OK, here's proof that Rwanda really is at the centre of the world!


Thursday 4 October 2007

Now I know what a pin-cushion feels like


Today I'm almost half way through my jabs. I've had hepatitis B in my left arm, and rabies in my right. A while ago, both arms felt as if they were made of lead, but that's worn off now.

All in all I need at least 10 jabs - 3 each for rabies and hepatitis, one each for typhoid, meningitis and polio/tetanus/diphtheria, and a booster MMR to cover measles, mumps and rubella. Just about the only thing I don't need is japanese encephalitis. The sole jab from previous expeditions which seems valid is my yellow fever one. I've no grumbles with the Bridport Medical Centre - they're incredibly thorough.

It's the little asides that surprise me, the things I wasn't expecting. Apparently some of the immunity from the BCG jab I had back in 1961 might have worn off, so they want me to have another test to see if I still have resistance. All very well, but now that they've stopped doing the BCG jabs in schools there's hardly anywhere left to do the testing. I have to go about 35 miles to Stalbridge twice in November - once for the test and again in two days' time to have it read. If it transpires I need an injection then apparently I'll have to go all the way to Bristol for it.

No problem; it'll be a day out in the autumn sunshine/pouting rain! But why Stalbridge, of all places? - it's a village lost in the middle of Blackmoor Vale in the wilds of North Dorset. The most random, illogical place I can imagine to use as a repository for specialised medical treatment!

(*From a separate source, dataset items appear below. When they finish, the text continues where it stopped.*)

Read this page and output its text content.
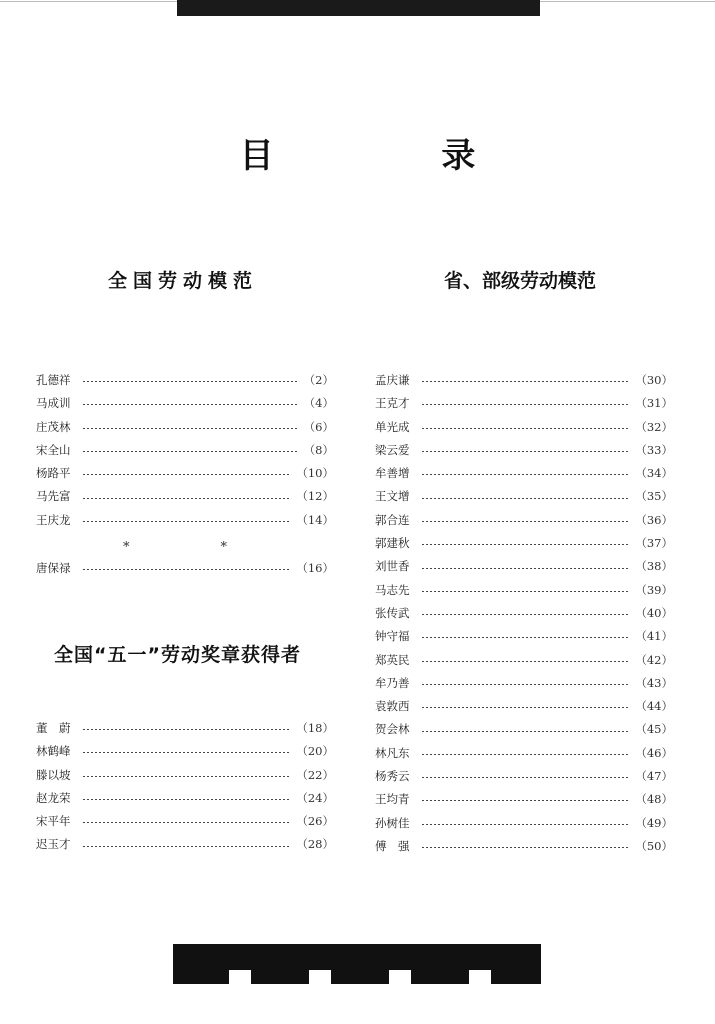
目 录
全国劳动模范	省、部级劳动模范
全国“五一”劳动奖章获得者
孔德祥	（2）
马成训	（4）
庄茂林	（6）
宋全山	（8）
杨路平	（10）
马先富	（12）
王庆龙	（14）
*　　　　　　　*
唐保禄	（16）
董　蔚	（18）
林鹤峰	（20）
滕以坡	（22）
赵龙荣	（24）
宋平年	（26）
迟玉才	（28）
孟庆谦	（30）
王克才	（31）
单光成	（32）
梁云爱	（33）
牟善增	（34）
王文增	（35）
郭合连	（36）
郭建秋	（37）
刘世香	（38）
马志先	（39）
张传武	（40）
钟守福	（41）
郑英民	（42）
牟乃善	（43）
袁敦西	（44）
贺会林	（45）
林凡东	（46）
杨秀云	（47）
王均青	（48）
孙树佳	（49）
傅　强	（50）
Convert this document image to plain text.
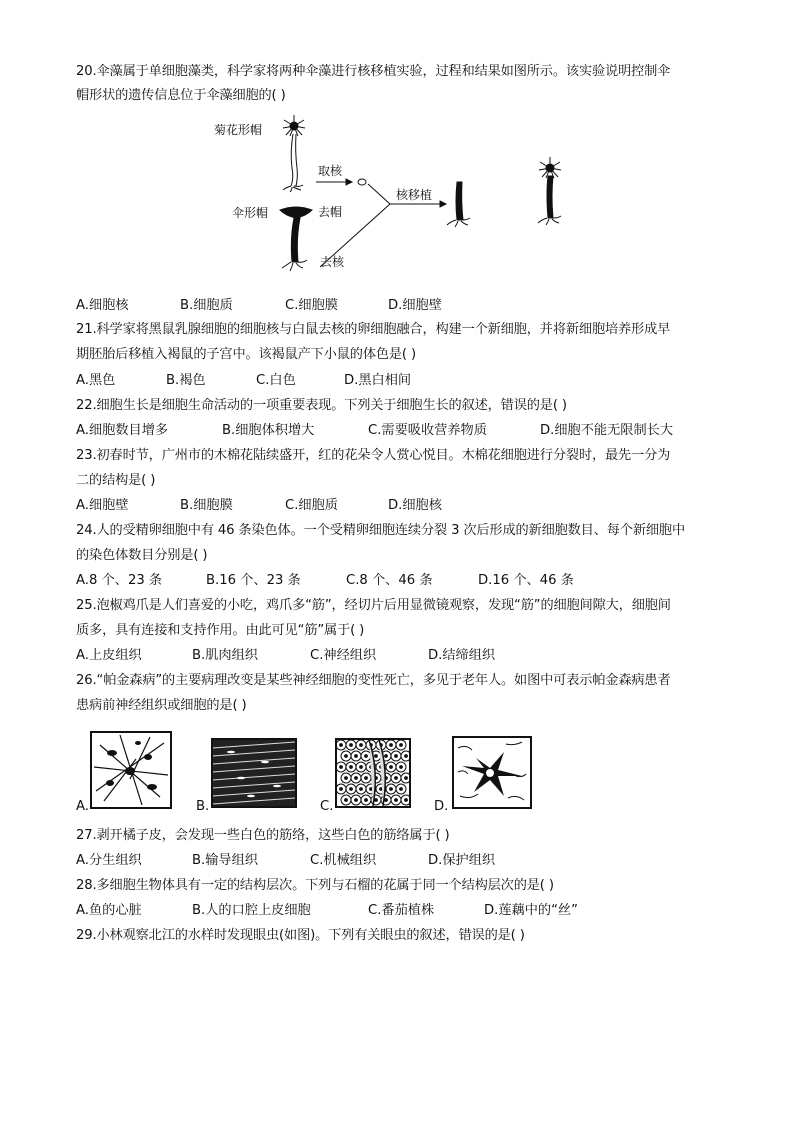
20.伞藻属于单细胞藻类，科学家将两种伞藻进行核移植实验，过程和结果如图所示。该实验说明控制伞
帽形状的遗传信息位于伞藻细胞的( )
菊花形帽
伞形帽
取核
去帽
去核
核移植
A.细胞核	B.细胞质	C.细胞膜	D.细胞壁
21.科学家将黑鼠乳腺细胞的细胞核与白鼠去核的卵细胞融合，构建一个新细胞，并将新细胞培养形成早
期胚胎后移植入褐鼠的子宫中。该褐鼠产下小鼠的体色是( )
A.黑色	B.褐色	C.白色	D.黑白相间
22.细胞生长是细胞生命活动的一项重要表现。下列关于细胞生长的叙述，错误的是( )
A.细胞数目增多	B.细胞体积增大	C.需要吸收营养物质	D.细胞不能无限制长大
23.初春时节，广州市的木棉花陆续盛开，红的花朵令人赏心悦目。木棉花细胞进行分裂时，最先一分为
二的结构是( )
A.细胞壁	B.细胞膜	C.细胞质	D.细胞核
24.人的受精卵细胞中有 46 条染色体。一个受精卵细胞连续分裂 3 次后形成的新细胞数目、每个新细胞中
的染色体数目分别是( )
A.8 个、23 条	B.16 个、23 条	C.8 个、46 条	D.16 个、46 条
25.泡椒鸡爪是人们喜爱的小吃，鸡爪多“筋”，经切片后用显微镜观察，发现“筋”的细胞间隙大，细胞间
质多，具有连接和支持作用。由此可见“筋”属于( )
A.上皮组织	B.肌肉组织	C.神经组织	D.结缔组织
26.“帕金森病”的主要病理改变是某些神经细胞的变性死亡，多见于老年人。如图中可表示帕金森病患者
患病前神经组织或细胞的是( )
A.	B.	C.	D.
27.剥开橘子皮，会发现一些白色的筋络，这些白色的筋络属于( )
A.分生组织	B.输导组织	C.机械组织	D.保护组织
28.多细胞生物体具有一定的结构层次。下列与石榴的花属于同一个结构层次的是( )
A.鱼的心脏	B.人的口腔上皮细胞	C.番茄植株	D.莲藕中的“丝”
29.小林观察北江的水样时发现眼虫(如图)。下列有关眼虫的叙述，错误的是( )
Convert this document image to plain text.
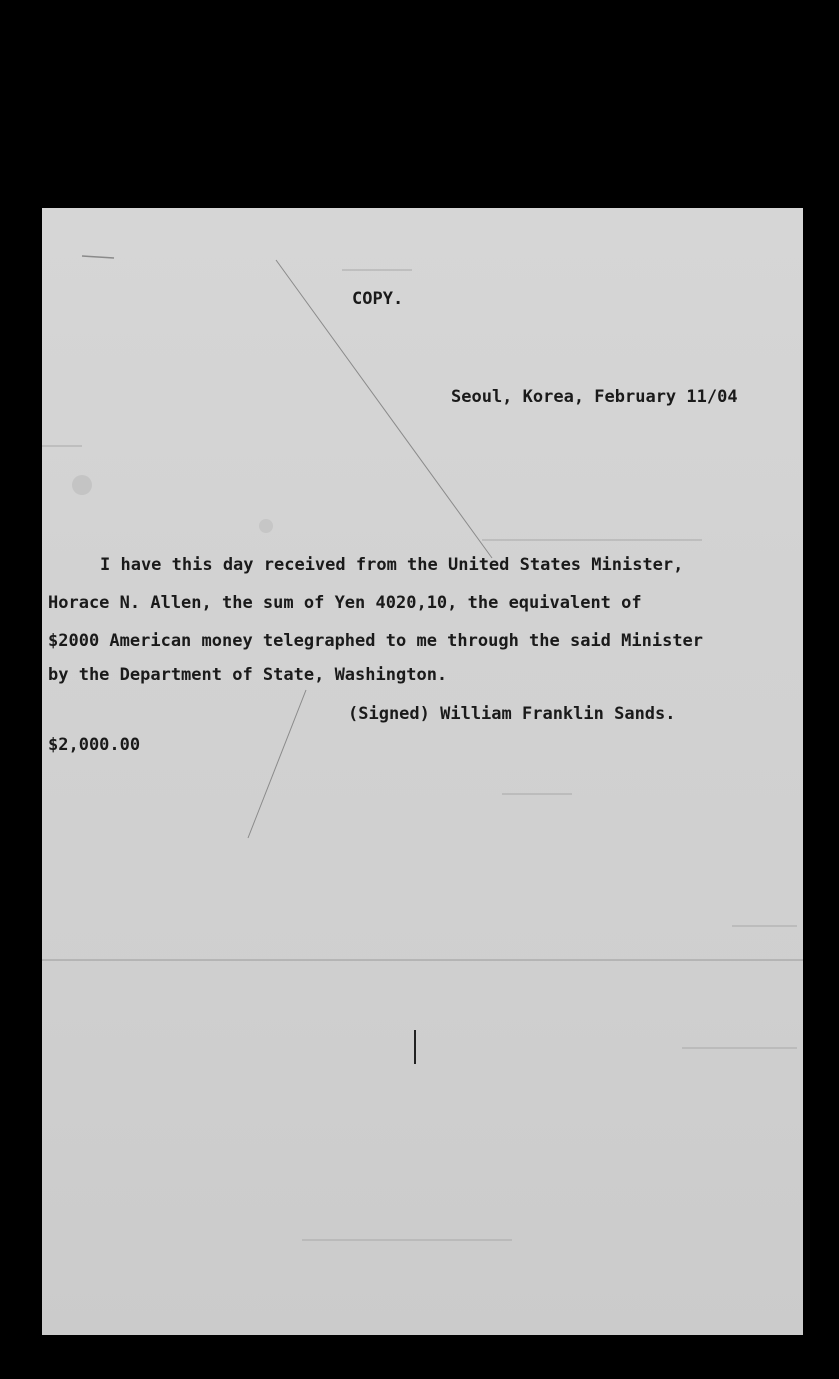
COPY.
Seoul, Korea, February 11/04
I have this day received from the United States Minister,
Horace N. Allen, the sum of Yen 4020,10, the equivalent of
$2000 American money telegraphed to me through the said Minister
by the Department of State, Washington.
(Signed) William Franklin Sands.
$2,000.00
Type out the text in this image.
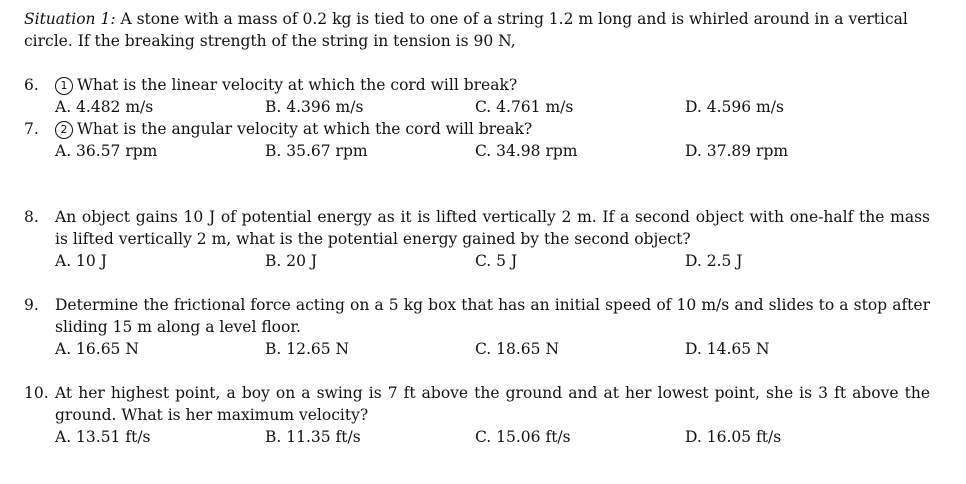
Situation 1: A stone with a mass of 0.2 kg is tied to one of a string 1.2 m long and is whirled around in a vertical circle. If the breaking strength of the string in tension is 90 N,

6.	1 What is the linear velocity at which the cord will break?
A. 4.482 m/s	B. 4.396 m/s	C. 4.761 m/s	D. 4.596 m/s
7.	2 What is the angular velocity at which the cord will break?
A. 36.57 rpm	B. 35.67 rpm	C. 34.98 rpm	D. 37.89 rpm
8.	An object gains 10 J of potential energy as it is lifted vertically 2 m. If a second object with one-half the mass is lifted vertically 2 m, what is the potential energy gained by the second object?
A. 10 J	B. 20 J	C. 5 J	D. 2.5 J
9.	Determine the frictional force acting on a 5 kg box that has an initial speed of 10 m/s and slides to a stop after sliding 15 m along a level floor.
A. 16.65 N	B. 12.65 N	C. 18.65 N	D. 14.65 N
10. At her highest point, a boy on a swing is 7 ft above the ground and at her lowest point, she is 3 ft above the ground. What is her maximum velocity?
A. 13.51 ft/s	B. 11.35 ft/s	C. 15.06 ft/s	D. 16.05 ft/s
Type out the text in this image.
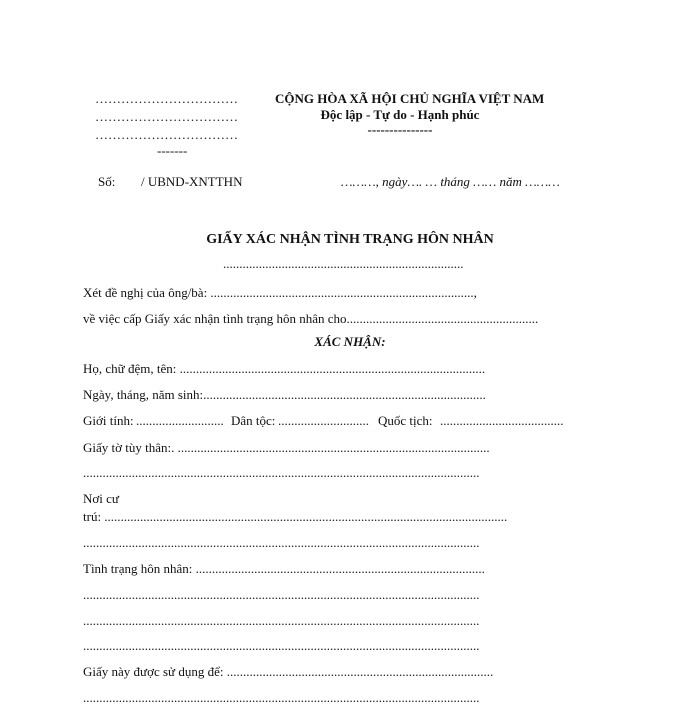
……………………………
……………………………
……………………………
-------
CỘNG HÒA XÃ HỘI CHỦ NGHĨA VIỆT NAM
Độc lập - Tự do - Hạnh phúc
---------------
Số: / UBND-XNTTHN	………, ngày…. … tháng …… năm ………
GIẤY XÁC NHẬN TÌNH TRẠNG HÔN NHÂN
..........................................................................
Xét đề nghị của ông/bà: .................................................................................,
về việc cấp Giấy xác nhận tình trạng hôn nhân cho...........................................................
XÁC NHẬN:
Họ, chữ đệm, tên: ..............................................................................................
Ngày, tháng, năm sinh:.......................................................................................
Giới tính: ........................... Dân tộc: ............................ Quốc tịch: ......................................
Giấy tờ tùy thân:. ................................................................................................
..........................................................................................................................
Nơi cư
trú: ............................................................................................................................
..........................................................................................................................
Tình trạng hôn nhân: .........................................................................................
..........................................................................................................................
..........................................................................................................................
..........................................................................................................................
Giấy này được sử dụng để: ..................................................................................
..........................................................................................................................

Then I've got to see my G.P. about anti malarials. Of course, the common-or-garden chloroquine and paludrine are no good for Rwanda as the bugs have become immune to them. So I need either mefloquine (side effects: bad dreams, sleep disturbance, headaches, rash, anxiety, depression, diarrhea and -{beat this} - paranoid hallucinations), or doxycycline (side effects: photosensitivity or heartburn). Photosensitivity for a year on the equator, anyone?.....

The jabs are expensive, too, even on the national health. Rabies - £105; meningitis £30, mefloquine - about £170, or doxycycline about £200.

And then I read about an outbreak of ebola in the Congo. No immunisation possible, 90% mortality rate, unbelievably awful way to die, no known cure. Fortunately it's a long way away from the Rwanda border, but, then again, diseases can travel a long way fast with long distance lorry drivers and the like.

So, I think, why am I putting myself through all this? Can't answer that yet. But Rwanda had better be good when the Bridport pin-cushion finally gets there!